Japanese players struggle to make quick decisions at the individual level. Let me repeat: at the individual level, before even considering teamwork. Honestly, it's a cultural issue.
It's not something coaching can fix. No matter how much a coach orders them to go and just die, they just don't do it. That's why they collapse every time in high-leverage situations.
Who they need isn't Zellsis to boost their courage. They need someone who will take responsibility and keep leading the game even when they get shot and die. An igl who with strong charisma, issues forceful, one-sided commands. He must force players to do something even if they don't want to.
Regardless of how they exchange opinions and feedback during coaching sessions, the team must become one with an absolute command and obedience system during the game. No brainer, just shoot following to the shotcalling. That's when optimal efficiency will be achieved.
At first, I thought japanese igls like art or others labeled toxic could do that. They absolutely couldn't.
They need someone like Munchkin the Shogun.

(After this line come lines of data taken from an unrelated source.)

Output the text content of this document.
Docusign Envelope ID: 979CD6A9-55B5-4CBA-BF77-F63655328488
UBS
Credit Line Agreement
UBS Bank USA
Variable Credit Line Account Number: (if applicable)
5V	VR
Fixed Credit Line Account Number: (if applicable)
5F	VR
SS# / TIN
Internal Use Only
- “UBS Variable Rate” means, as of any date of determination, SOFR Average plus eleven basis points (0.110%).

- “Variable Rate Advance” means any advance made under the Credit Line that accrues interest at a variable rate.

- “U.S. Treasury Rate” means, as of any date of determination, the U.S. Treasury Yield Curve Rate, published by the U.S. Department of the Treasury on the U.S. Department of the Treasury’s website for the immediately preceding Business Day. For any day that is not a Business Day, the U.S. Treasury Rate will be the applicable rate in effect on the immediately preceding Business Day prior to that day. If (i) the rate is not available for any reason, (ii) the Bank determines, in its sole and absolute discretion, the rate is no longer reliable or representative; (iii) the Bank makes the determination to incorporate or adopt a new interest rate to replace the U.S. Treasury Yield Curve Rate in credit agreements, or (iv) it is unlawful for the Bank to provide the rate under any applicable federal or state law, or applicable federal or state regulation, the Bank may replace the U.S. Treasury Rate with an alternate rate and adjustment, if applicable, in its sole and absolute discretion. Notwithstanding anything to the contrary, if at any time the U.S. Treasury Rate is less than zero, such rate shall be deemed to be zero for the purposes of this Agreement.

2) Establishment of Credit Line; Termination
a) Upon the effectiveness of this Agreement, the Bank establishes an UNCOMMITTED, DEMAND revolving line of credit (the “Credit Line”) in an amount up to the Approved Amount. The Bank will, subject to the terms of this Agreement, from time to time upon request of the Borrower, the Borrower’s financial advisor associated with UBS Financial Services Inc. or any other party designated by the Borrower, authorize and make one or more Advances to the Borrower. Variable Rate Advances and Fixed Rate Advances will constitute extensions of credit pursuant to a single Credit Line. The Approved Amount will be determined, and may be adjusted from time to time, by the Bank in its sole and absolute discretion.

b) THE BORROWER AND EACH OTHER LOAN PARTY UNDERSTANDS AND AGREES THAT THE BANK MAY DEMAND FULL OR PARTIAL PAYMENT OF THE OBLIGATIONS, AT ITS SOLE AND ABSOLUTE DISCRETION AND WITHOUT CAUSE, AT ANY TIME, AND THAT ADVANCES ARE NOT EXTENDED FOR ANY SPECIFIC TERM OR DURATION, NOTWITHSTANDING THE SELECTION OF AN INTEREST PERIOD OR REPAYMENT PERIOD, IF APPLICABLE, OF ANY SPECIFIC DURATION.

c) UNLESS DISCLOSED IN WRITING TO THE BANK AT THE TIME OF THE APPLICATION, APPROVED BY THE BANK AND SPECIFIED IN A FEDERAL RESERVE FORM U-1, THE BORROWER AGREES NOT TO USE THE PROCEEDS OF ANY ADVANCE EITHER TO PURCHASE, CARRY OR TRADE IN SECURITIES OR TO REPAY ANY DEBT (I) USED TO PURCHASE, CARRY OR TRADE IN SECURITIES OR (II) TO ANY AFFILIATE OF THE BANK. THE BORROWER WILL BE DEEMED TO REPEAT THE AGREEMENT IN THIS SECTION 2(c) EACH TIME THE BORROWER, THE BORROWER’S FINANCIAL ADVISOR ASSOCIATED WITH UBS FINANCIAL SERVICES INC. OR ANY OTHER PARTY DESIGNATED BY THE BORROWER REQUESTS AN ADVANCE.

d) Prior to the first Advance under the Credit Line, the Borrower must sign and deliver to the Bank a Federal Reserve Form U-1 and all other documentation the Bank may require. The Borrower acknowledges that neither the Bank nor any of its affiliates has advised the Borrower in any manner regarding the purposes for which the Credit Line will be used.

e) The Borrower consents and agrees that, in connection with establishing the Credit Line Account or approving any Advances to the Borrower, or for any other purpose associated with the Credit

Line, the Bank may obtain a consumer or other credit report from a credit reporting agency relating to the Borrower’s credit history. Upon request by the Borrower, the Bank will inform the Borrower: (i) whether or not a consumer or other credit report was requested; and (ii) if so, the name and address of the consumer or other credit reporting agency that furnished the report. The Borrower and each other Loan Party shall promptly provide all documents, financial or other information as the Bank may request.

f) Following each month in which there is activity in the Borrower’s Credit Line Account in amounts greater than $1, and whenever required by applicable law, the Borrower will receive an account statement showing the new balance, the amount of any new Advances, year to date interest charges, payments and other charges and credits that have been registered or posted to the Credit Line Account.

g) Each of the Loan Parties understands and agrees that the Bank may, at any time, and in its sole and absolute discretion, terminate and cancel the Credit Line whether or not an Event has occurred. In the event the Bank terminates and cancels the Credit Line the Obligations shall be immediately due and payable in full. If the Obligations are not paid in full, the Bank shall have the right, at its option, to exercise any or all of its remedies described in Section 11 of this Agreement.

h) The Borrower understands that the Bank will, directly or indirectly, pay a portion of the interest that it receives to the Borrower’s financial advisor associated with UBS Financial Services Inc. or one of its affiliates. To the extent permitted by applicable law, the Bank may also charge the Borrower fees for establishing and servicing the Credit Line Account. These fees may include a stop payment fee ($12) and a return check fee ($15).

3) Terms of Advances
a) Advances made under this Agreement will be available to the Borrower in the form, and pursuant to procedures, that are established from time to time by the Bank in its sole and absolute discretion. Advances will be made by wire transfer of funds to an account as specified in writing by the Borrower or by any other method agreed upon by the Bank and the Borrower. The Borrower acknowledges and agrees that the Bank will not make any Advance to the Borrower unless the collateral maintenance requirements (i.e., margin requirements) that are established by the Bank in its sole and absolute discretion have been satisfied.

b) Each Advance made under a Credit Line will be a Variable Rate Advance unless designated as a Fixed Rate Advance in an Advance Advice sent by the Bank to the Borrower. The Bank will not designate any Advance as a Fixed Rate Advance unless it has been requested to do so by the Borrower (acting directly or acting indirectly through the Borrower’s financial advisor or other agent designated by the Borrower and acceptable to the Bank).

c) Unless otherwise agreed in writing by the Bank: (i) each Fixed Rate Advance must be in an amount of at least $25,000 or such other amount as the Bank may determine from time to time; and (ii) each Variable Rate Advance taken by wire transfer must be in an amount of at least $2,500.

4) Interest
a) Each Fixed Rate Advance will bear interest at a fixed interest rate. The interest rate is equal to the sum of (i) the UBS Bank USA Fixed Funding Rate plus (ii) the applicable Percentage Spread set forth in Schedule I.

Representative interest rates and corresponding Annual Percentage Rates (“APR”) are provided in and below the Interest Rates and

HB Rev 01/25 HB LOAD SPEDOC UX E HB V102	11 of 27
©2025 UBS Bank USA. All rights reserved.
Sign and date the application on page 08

On the coaching side, Coaches have to let them do what they want. Meaning slow play. Every attempt to impose an aggressive playstyle on Japanese teams has failed. They can't become PRX anyway. So old Zeta always remain Japan's ideal team though.
I don't think xqq is that bad of a coach. He's not particularly strategically brilliant, but he knows his players' good and bad sides. Carlao prepared counterstrats and setups better than expected, but tried to impose a playstyle that didn't fit. The result was a team aggressive until rounds 7-8, then just as useless as ever, doing nothing until the last 10 seconds.